Something reckless, I'd imagine. She's going to have to pay, you
know. I charge extra for liars.”
“What if I give the Heart to you,
thief?” says the stranger.
“Then you couldn't say I stole
it,” says the Thief.
“And that's what's important?”
“Maybe not this time. Why would
you give it to me?” The Thief looks at the stranger, tries to peer
into the emptiness of his cowl.
“This land has had many names and
many rulers,” replies the stranger. “Kings have sat where you now
sit, ancient men of old whose blood no longer flows in living veins.
Yet they sought what all men seek. The ancient ways are forgotten. It
is time to leave this place.” The stranger removes an objected
wrapped in cheese cloth from his robe and places it on the table.
“This is what you want.”
The Thief reaches for it and pulls
back the cloth, revealing a living, beating heart.
“This is not the Heart of
Rankar,” he says.
“That is the heart that you
want,” says the stranger. He produces another object, this one
wrapped in silk, and lays it on the table next to the other. “This
is the heart that she wants. Choose.”
“What does all of that mean?”
asks the Thief. “I want the Heart of Rankar, the creator, the
venerated deity that sacrificed himself so that we could live. Tell
me which heart is his. That's the one I want.”

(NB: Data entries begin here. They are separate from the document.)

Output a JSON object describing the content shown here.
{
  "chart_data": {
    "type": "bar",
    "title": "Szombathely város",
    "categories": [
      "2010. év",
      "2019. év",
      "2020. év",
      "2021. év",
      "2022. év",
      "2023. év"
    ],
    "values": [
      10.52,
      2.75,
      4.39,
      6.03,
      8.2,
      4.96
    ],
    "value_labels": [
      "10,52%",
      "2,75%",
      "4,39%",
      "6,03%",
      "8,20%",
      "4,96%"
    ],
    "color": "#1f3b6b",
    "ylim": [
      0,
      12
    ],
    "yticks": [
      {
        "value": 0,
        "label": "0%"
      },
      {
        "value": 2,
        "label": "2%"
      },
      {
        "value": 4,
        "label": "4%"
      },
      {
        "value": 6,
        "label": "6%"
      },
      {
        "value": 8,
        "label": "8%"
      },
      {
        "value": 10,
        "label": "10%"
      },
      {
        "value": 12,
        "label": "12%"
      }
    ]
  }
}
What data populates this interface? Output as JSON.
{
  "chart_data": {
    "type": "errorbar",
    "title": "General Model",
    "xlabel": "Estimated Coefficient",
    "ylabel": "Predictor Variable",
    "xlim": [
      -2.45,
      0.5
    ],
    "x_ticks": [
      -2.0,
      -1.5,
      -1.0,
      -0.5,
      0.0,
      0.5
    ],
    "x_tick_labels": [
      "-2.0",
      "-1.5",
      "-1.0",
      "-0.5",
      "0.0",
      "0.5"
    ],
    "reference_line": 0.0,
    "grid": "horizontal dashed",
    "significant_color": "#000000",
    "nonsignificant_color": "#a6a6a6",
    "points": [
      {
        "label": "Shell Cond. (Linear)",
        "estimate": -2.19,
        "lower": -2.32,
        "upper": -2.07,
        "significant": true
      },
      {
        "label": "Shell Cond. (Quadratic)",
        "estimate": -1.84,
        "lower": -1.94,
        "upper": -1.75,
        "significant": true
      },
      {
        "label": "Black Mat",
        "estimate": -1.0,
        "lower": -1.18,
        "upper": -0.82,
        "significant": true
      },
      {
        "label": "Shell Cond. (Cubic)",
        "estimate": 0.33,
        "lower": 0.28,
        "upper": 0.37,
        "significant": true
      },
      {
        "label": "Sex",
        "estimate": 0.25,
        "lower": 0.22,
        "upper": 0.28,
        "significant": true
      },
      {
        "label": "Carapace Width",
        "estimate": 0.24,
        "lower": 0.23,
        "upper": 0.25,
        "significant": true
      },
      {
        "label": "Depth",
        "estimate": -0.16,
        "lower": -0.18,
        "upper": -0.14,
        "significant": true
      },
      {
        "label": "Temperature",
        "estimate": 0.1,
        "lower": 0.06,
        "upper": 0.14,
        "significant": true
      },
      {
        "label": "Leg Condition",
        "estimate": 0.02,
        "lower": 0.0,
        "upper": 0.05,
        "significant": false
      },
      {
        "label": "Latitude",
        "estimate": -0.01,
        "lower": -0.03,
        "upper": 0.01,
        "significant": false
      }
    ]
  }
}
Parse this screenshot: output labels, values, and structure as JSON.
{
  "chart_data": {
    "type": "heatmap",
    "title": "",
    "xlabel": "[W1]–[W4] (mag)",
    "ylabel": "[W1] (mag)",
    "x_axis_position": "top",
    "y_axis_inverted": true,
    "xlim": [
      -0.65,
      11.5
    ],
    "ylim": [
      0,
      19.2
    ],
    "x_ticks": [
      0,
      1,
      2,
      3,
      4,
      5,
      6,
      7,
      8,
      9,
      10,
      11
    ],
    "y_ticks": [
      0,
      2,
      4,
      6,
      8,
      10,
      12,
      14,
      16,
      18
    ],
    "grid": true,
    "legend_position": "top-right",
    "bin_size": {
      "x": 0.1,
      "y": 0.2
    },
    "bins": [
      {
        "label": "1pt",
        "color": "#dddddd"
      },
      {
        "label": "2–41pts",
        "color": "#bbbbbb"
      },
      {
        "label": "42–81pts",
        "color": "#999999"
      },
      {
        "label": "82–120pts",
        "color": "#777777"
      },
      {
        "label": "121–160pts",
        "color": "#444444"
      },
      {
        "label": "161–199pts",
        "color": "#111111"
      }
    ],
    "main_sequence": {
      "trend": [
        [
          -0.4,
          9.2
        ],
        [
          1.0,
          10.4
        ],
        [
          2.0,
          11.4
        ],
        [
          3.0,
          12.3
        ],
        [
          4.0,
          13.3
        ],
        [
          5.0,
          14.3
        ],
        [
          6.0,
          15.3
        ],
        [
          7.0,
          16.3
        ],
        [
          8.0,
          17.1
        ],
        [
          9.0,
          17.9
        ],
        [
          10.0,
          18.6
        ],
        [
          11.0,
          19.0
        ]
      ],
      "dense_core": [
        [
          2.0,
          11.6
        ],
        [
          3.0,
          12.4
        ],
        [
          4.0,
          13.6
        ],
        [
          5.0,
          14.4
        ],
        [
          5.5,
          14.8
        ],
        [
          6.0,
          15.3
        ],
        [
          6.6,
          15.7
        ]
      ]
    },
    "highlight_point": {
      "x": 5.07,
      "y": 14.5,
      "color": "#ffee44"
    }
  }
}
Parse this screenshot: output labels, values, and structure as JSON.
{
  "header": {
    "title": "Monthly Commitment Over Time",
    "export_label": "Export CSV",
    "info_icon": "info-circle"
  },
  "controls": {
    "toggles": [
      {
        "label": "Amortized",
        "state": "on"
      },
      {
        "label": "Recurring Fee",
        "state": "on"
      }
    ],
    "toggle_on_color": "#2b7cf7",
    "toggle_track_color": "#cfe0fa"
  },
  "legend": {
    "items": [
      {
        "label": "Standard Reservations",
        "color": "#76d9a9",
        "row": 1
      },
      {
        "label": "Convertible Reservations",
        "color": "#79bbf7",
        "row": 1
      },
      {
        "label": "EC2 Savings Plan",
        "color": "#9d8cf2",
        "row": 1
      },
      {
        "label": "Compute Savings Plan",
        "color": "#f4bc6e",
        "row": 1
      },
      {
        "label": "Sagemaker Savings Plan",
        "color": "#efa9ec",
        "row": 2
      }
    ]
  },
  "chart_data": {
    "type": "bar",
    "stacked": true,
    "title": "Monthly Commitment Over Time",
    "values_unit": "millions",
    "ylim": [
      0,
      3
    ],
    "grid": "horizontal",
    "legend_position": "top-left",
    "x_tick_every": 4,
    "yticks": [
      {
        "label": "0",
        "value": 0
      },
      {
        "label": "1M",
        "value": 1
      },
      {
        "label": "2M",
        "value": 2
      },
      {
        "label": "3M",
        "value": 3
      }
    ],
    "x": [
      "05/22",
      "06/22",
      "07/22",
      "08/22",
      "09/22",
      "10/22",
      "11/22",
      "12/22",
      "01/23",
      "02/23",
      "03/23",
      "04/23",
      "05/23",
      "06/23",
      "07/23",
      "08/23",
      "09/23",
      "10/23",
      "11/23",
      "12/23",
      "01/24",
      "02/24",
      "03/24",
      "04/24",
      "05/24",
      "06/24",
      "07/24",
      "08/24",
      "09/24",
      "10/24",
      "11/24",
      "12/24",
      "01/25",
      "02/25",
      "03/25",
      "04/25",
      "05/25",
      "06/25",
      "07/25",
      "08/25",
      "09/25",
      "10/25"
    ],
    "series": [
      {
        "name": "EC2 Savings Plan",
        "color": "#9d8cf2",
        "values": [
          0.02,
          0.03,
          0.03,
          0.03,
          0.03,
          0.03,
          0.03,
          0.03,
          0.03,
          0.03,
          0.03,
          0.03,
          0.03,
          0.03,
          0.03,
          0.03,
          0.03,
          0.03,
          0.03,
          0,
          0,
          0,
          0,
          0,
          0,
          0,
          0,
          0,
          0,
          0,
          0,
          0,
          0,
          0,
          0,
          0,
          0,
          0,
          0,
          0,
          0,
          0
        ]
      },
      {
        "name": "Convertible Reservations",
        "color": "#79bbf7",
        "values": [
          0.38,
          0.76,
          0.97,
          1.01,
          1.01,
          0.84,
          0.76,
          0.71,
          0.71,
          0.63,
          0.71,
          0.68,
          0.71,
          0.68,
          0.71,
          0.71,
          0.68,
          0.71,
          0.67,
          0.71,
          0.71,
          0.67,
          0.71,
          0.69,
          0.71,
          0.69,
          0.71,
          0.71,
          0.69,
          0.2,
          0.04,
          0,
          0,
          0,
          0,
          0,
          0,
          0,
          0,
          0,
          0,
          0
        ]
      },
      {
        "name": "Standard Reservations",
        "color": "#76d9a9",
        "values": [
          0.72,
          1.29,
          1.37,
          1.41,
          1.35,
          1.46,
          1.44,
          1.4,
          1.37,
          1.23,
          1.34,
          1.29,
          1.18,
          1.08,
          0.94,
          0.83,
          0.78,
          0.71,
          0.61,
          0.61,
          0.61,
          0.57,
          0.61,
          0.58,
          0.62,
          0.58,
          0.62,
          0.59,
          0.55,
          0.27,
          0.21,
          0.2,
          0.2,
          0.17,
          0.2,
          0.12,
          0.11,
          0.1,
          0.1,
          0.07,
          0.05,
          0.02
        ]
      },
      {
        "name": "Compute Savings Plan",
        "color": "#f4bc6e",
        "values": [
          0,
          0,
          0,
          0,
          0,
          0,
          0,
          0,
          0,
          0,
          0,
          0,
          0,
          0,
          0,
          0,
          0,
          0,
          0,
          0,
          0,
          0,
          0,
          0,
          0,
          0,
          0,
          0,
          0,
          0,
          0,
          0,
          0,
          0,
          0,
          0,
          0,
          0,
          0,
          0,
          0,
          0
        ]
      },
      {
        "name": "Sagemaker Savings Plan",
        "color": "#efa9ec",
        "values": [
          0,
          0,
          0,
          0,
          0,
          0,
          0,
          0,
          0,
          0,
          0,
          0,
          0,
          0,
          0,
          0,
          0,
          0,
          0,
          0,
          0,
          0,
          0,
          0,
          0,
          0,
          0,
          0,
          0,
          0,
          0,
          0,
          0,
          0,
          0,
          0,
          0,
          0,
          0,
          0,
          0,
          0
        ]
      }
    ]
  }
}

“Choose,” says the stranger.
The Thief unwraps the silk, and
lurches back from a black, diseased thing feebly sputtering.
“It is your lot to make choices
without knowing everything,” says the stranger, rising from his
seat.
“Can one even say that you made a choice?”
“What is that thing?” asks the
Thief. “That cannot be his heart.”
“Do you believe that He had a
choice? That He could have done anything else? Can we know the truth?
And are their equally valid truths? Answer me, Thief.”
“I do not know. I am no
philosopher!”
“That's because there is no such
thing,” says the stranger, his cloak falling to the floor. The
Thief leaps from his chair, his mouth agape, his hands moving to
shield his burning eyes. I chose wrong
he thinks, as darkness penetrates his hands, searing his flesh. Green
eyes come to him out of the black, anger rising out of their depths
like a hurricane, a swirling, emerald storm. I'll follow
he cries, cowering in blind terror, the words torn from his lips as
though drawn by a hook. I'll follow!